Variational setting of nonlinear equilibrium problem: wedge discontinuity lines

A nonlinear equilibrium problem in elasticity is here studied. In particular, the model adopted consists of two elastic bodies which interact with each other: the first one represents the elastic body of interest and the latter the environment which is surrounding it. Accordingly, they are said to form a body-environment pair. The equilibrium problem is considered in the case when the interaction body-environment is live, that is the energy functional depends not only on the position and on the deformation which takes place at that position, but also on deformation gradients. In particular, when a material is of grade 1, the energy functional depends on the first deformation gradient and, when a material is of grade 2 it depends on the first deformation gradient and, in addition, on the second deformation gradient.

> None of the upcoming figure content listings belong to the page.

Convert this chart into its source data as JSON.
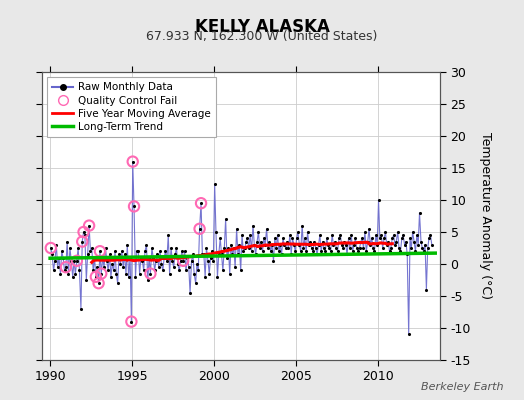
{
  "title": "KELLY ALASKA",
  "subtitle": "67.933 N, 162.300 W (United States)",
  "ylabel_right": "Temperature Anomaly (°C)",
  "attribution": "Berkeley Earth",
  "xlim": [
    1989.5,
    2013.8
  ],
  "ylim": [
    -15,
    30
  ],
  "yticks": [
    -15,
    -10,
    -5,
    0,
    5,
    10,
    15,
    20,
    25,
    30
  ],
  "xticks": [
    1990,
    1995,
    2000,
    2005,
    2010
  ],
  "bg_color": "#e8e8e8",
  "plot_bg_color": "#ffffff",
  "raw_color": "#6666cc",
  "raw_dot_color": "#000000",
  "qc_color": "#ff69b4",
  "ma_color": "#ff0000",
  "trend_color": "#00bb00",
  "grid_color": "#cccccc",
  "raw_data_times": [
    1990.04,
    1990.12,
    1990.21,
    1990.29,
    1990.38,
    1990.46,
    1990.54,
    1990.63,
    1990.71,
    1990.79,
    1990.88,
    1990.96,
    1991.04,
    1991.12,
    1991.21,
    1991.29,
    1991.38,
    1991.46,
    1991.54,
    1991.63,
    1991.71,
    1991.79,
    1991.88,
    1991.96,
    1992.04,
    1992.12,
    1992.21,
    1992.29,
    1992.38,
    1992.46,
    1992.54,
    1992.63,
    1992.71,
    1992.79,
    1992.88,
    1992.96,
    1993.04,
    1993.12,
    1993.21,
    1993.29,
    1993.38,
    1993.46,
    1993.54,
    1993.63,
    1993.71,
    1993.79,
    1993.88,
    1993.96,
    1994.04,
    1994.12,
    1994.21,
    1994.29,
    1994.38,
    1994.46,
    1994.54,
    1994.63,
    1994.71,
    1994.79,
    1994.88,
    1994.96,
    1995.04,
    1995.12,
    1995.21,
    1995.29,
    1995.38,
    1995.46,
    1995.54,
    1995.63,
    1995.71,
    1995.79,
    1995.88,
    1995.96,
    1996.04,
    1996.12,
    1996.21,
    1996.29,
    1996.38,
    1996.46,
    1996.54,
    1996.63,
    1996.71,
    1996.79,
    1996.88,
    1996.96,
    1997.04,
    1997.12,
    1997.21,
    1997.29,
    1997.38,
    1997.46,
    1997.54,
    1997.63,
    1997.71,
    1997.79,
    1997.88,
    1997.96,
    1998.04,
    1998.12,
    1998.21,
    1998.29,
    1998.38,
    1998.46,
    1998.54,
    1998.63,
    1998.71,
    1998.79,
    1998.88,
    1998.96,
    1999.04,
    1999.12,
    1999.21,
    1999.29,
    1999.38,
    1999.46,
    1999.54,
    1999.63,
    1999.71,
    1999.79,
    1999.88,
    1999.96,
    2000.04,
    2000.12,
    2000.21,
    2000.29,
    2000.38,
    2000.46,
    2000.54,
    2000.63,
    2000.71,
    2000.79,
    2000.88,
    2000.96,
    2001.04,
    2001.12,
    2001.21,
    2001.29,
    2001.38,
    2001.46,
    2001.54,
    2001.63,
    2001.71,
    2001.79,
    2001.88,
    2001.96,
    2002.04,
    2002.12,
    2002.21,
    2002.29,
    2002.38,
    2002.46,
    2002.54,
    2002.63,
    2002.71,
    2002.79,
    2002.88,
    2002.96,
    2003.04,
    2003.12,
    2003.21,
    2003.29,
    2003.38,
    2003.46,
    2003.54,
    2003.63,
    2003.71,
    2003.79,
    2003.88,
    2003.96,
    2004.04,
    2004.12,
    2004.21,
    2004.29,
    2004.38,
    2004.46,
    2004.54,
    2004.63,
    2004.71,
    2004.79,
    2004.88,
    2004.96,
    2005.04,
    2005.12,
    2005.21,
    2005.29,
    2005.38,
    2005.46,
    2005.54,
    2005.63,
    2005.71,
    2005.79,
    2005.88,
    2005.96,
    2006.04,
    2006.12,
    2006.21,
    2006.29,
    2006.38,
    2006.46,
    2006.54,
    2006.63,
    2006.71,
    2006.79,
    2006.88,
    2006.96,
    2007.04,
    2007.12,
    2007.21,
    2007.29,
    2007.38,
    2007.46,
    2007.54,
    2007.63,
    2007.71,
    2007.79,
    2007.88,
    2007.96,
    2008.04,
    2008.12,
    2008.21,
    2008.29,
    2008.38,
    2008.46,
    2008.54,
    2008.63,
    2008.71,
    2008.79,
    2008.88,
    2008.96,
    2009.04,
    2009.12,
    2009.21,
    2009.29,
    2009.38,
    2009.46,
    2009.54,
    2009.63,
    2009.71,
    2009.79,
    2009.88,
    2009.96,
    2010.04,
    2010.12,
    2010.21,
    2010.29,
    2010.38,
    2010.46,
    2010.54,
    2010.63,
    2010.71,
    2010.79,
    2010.88,
    2010.96,
    2011.04,
    2011.12,
    2011.21,
    2011.29,
    2011.38,
    2011.46,
    2011.54,
    2011.63,
    2011.71,
    2011.79,
    2011.88,
    2011.96,
    2012.04,
    2012.12,
    2012.21,
    2012.29,
    2012.38,
    2012.46,
    2012.54,
    2012.63,
    2012.71,
    2012.79,
    2012.88,
    2012.96,
    2013.04,
    2013.12,
    2013.21,
    2013.29
  ],
  "raw_data_values": [
    2.5,
    1.5,
    -1.0,
    0.5,
    3.0,
    -0.5,
    1.0,
    -1.5,
    2.0,
    1.0,
    -1.0,
    -0.5,
    3.5,
    -1.5,
    2.5,
    0.5,
    -2.0,
    0.5,
    -1.5,
    0.5,
    2.5,
    -1.0,
    -7.0,
    3.5,
    5.0,
    4.5,
    -2.5,
    1.5,
    6.0,
    2.0,
    2.5,
    -1.0,
    1.0,
    -2.0,
    -0.5,
    -3.0,
    2.0,
    -1.5,
    1.0,
    -0.5,
    2.5,
    0.5,
    -1.0,
    1.5,
    -2.0,
    0.0,
    -1.0,
    2.0,
    -1.5,
    -3.0,
    1.5,
    0.0,
    2.0,
    -0.5,
    1.5,
    -1.5,
    3.0,
    -2.0,
    1.0,
    -9.0,
    16.0,
    9.0,
    -2.0,
    2.0,
    2.0,
    -1.5,
    1.0,
    0.5,
    -1.0,
    2.0,
    3.0,
    -2.5,
    1.0,
    -1.5,
    2.5,
    1.0,
    -1.0,
    0.5,
    1.5,
    -0.5,
    2.0,
    0.0,
    -1.0,
    1.0,
    2.0,
    0.5,
    4.5,
    -1.5,
    2.5,
    0.5,
    -0.5,
    1.5,
    2.5,
    0.0,
    -1.0,
    0.5,
    2.0,
    0.5,
    2.0,
    -1.0,
    1.0,
    -0.5,
    -4.5,
    0.5,
    1.5,
    -1.5,
    -3.0,
    0.0,
    -1.0,
    5.5,
    9.5,
    1.5,
    1.5,
    -2.0,
    2.5,
    0.5,
    -1.5,
    1.0,
    2.0,
    0.5,
    12.5,
    5.0,
    -2.0,
    1.5,
    4.0,
    1.5,
    -1.0,
    2.5,
    7.0,
    1.0,
    2.5,
    -1.5,
    3.0,
    1.5,
    2.5,
    -0.5,
    5.5,
    1.5,
    3.0,
    -1.0,
    4.5,
    2.0,
    2.5,
    3.5,
    4.0,
    2.5,
    4.5,
    2.0,
    6.0,
    3.0,
    1.5,
    3.5,
    5.0,
    2.5,
    3.5,
    2.0,
    4.0,
    3.0,
    5.5,
    2.5,
    3.5,
    2.0,
    3.0,
    0.5,
    4.0,
    2.5,
    4.5,
    2.0,
    3.0,
    1.5,
    4.0,
    3.0,
    2.5,
    3.5,
    2.5,
    4.5,
    1.5,
    4.0,
    3.0,
    2.0,
    4.0,
    5.0,
    3.0,
    2.0,
    6.0,
    2.5,
    4.0,
    2.0,
    5.0,
    3.0,
    3.5,
    2.5,
    2.0,
    3.5,
    2.5,
    1.5,
    3.0,
    4.5,
    2.0,
    3.5,
    2.5,
    2.0,
    4.0,
    3.0,
    2.5,
    2.0,
    4.5,
    3.0,
    3.5,
    2.5,
    2.0,
    4.0,
    4.5,
    3.0,
    2.5,
    3.5,
    3.0,
    1.5,
    4.0,
    2.5,
    4.5,
    2.0,
    3.0,
    4.0,
    2.5,
    2.0,
    2.5,
    3.5,
    4.0,
    2.5,
    5.0,
    2.0,
    3.5,
    5.5,
    3.0,
    4.0,
    2.5,
    2.0,
    4.5,
    3.0,
    10.0,
    4.0,
    4.5,
    2.5,
    4.0,
    5.0,
    3.0,
    3.5,
    2.0,
    2.5,
    4.0,
    4.5,
    3.0,
    3.5,
    5.0,
    2.5,
    2.0,
    4.0,
    4.5,
    3.0,
    3.5,
    1.5,
    -11.0,
    4.0,
    2.5,
    5.0,
    3.5,
    2.0,
    4.5,
    3.0,
    8.0,
    3.5,
    2.5,
    2.0,
    3.0,
    -4.0,
    2.5,
    4.0,
    4.5,
    3.0
  ],
  "qc_times": [
    1990.04,
    1990.96,
    1991.63,
    1991.96,
    1992.04,
    1992.38,
    1992.79,
    1992.96,
    1993.04,
    1993.12,
    1994.96,
    1995.04,
    1995.12,
    1996.12,
    1998.12,
    1999.12,
    1999.21
  ],
  "qc_values": [
    2.5,
    -0.5,
    0.5,
    3.5,
    5.0,
    6.0,
    -2.0,
    -3.0,
    2.0,
    -1.5,
    -9.0,
    16.0,
    9.0,
    -1.5,
    0.5,
    5.5,
    9.5
  ],
  "trend_x": [
    1990.0,
    2013.5
  ],
  "trend_y": [
    0.9,
    1.7
  ]
}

Here, the environment is assumed to be a simple material, namely of grade 1, while the body immersed into it, of grade 1 or 2. In the two different cases,, respectively, the equilibrium conditions are written under the assumption that the body boundary is not a regular one, but is obtained as the union of two regular surfaces which intersect each other on a regular line. The latter, represents a wedge discontinuity line of the body boundary; that is, a line on which no outer normal unit vector is defined. The two different models, termed also First-Order and Second-Order Surface Interaction Potentials, in turn, are analyzed under this assumption on the body boundary. Thus, it is shown that further conditions need to be imposed. A comparison between the conditions in the two different cases is provided.